The concept, outlined late on Thursday in a posting on Google's Web site, poses a potential challenge to the nonprofit Wikipedia, which has drawn upon the collective wisdom of unpaid, anonymous contributors to emerge as a widely used reference tool.
Google is calling its alternative "knol" -- the Mountain View-based company's shorthand for a "unit of knowledge."
For now, submissions are by invitation only as Google fine tunes the system, but the Internet search leader said it will eventually publish articles by all comers.
"There are millions of people who possess useful knowledge that they would love to share, and there are billions of people who can benefit from it," Ubi Manber, Google's vice president of engineering, wrote in the company's posting about the new service. "We believe that many do not share that knowledge today simply because it is not easy enough to do that."
Since it was founded on the same knowledge-sharing premise six years ago, Wikipedia has compiled 2.1 million English-language articles as well as millions more in dozens of other languages. The topics cover everything from Albert Einstein's theory of relativity to video games such as Beavis and Butt-head in Virtual Stupidity.
Wikipedia attracted 56.1 million US visitors in October, making it the eighth most popular Web site, comScore Media Metrix said.
Google's properties, which include video-sharing site YouTube, drew 131.6 million US visitors, second only to Yahoo Inc.
In a Friday interview, Wikipedia founder Jimmy Wales downplayed Google's latest move.
"Google does a lot of cool stuff, but a lot of that cool stuff doesn't work out so great," he said.
Google's flops include a service that used to hire researchers to track down hard-to-find answers for befuddled Web surfers. The feature never took off in its four-year existence, prompting Google to pull the plug last year.
While Google tinkers with its encyclopedia, Wales already is poised to invade Google's turf with a Wikia search engine scheduled to debut later this month. The search engine will be operated by Wikia Inc, Wales' for-profit venture.
The Googlepedia, as some observers are already calling the new offering, will differ from Wikipedia by identifying who wrote each article and striving to reward the authors by giving them a chance to make money from Google's lucrative advertising network.
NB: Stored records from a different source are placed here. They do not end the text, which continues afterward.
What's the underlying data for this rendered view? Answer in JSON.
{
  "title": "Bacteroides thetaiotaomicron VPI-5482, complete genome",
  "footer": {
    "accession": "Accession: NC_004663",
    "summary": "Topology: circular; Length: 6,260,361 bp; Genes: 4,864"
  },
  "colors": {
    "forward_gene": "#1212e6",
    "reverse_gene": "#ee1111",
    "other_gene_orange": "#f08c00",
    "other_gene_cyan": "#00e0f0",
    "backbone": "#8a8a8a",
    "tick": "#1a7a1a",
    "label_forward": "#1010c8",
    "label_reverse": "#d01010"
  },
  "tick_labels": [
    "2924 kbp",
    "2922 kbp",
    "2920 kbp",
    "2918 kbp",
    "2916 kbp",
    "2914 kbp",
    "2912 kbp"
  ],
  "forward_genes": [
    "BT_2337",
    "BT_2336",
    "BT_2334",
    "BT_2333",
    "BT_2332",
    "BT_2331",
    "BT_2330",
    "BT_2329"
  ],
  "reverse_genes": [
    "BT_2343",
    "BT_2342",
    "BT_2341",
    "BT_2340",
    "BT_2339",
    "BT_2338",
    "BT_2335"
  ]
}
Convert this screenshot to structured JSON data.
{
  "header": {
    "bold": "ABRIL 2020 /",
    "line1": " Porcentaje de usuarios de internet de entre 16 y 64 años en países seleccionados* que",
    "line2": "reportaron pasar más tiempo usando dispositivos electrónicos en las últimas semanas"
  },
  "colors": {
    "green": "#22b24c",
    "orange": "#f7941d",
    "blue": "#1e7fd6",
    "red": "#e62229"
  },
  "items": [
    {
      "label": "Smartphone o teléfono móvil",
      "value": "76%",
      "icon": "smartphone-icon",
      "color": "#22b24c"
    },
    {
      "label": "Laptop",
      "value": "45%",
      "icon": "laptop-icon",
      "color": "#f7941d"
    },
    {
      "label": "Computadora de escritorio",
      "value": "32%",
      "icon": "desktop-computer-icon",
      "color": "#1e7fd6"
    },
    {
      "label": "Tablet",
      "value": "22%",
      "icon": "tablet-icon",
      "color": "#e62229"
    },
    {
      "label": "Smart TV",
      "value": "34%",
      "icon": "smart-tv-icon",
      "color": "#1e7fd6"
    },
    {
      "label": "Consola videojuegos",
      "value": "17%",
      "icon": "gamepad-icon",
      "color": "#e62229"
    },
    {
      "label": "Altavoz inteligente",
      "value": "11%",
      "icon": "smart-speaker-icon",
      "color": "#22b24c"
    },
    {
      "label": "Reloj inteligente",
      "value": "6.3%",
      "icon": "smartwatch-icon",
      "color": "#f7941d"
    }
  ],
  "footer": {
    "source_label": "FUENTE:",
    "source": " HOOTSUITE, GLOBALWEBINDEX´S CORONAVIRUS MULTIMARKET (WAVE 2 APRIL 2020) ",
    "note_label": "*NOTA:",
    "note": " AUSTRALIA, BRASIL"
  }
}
Critics say Wikipedia's cloak of anonymity has made its articles more vulnerable to abuses that have led to inaccuracies.
Citizendium, an Internet encyclopedia launched earlier this year, also insists on identifying the writers of its articles. But, unlike Google, Citizendium relies on a collaborative editing process to verify the accuracy of its articles.
"Google will not serve as an editor in any way, and will not bless any content," Manber wrote. "All editorial responsibilities and control will rest with the authors."
Google is hoping to keep the contributors honest by allowing visitors to rate the entries and leave comments.
That won't be enough, predicted Larry Sanger, Citizendium's editor-in-chief who also helped start Wikipedia.
"Knol is apt to produce precisely the same sort of uneven content, with many of the same abuses, that Wikipedia has," Sanger wrote in a posting on Citizendium's site. "Without actual editors, the same sort of problems about misleading and damaging information are apt to plague knol."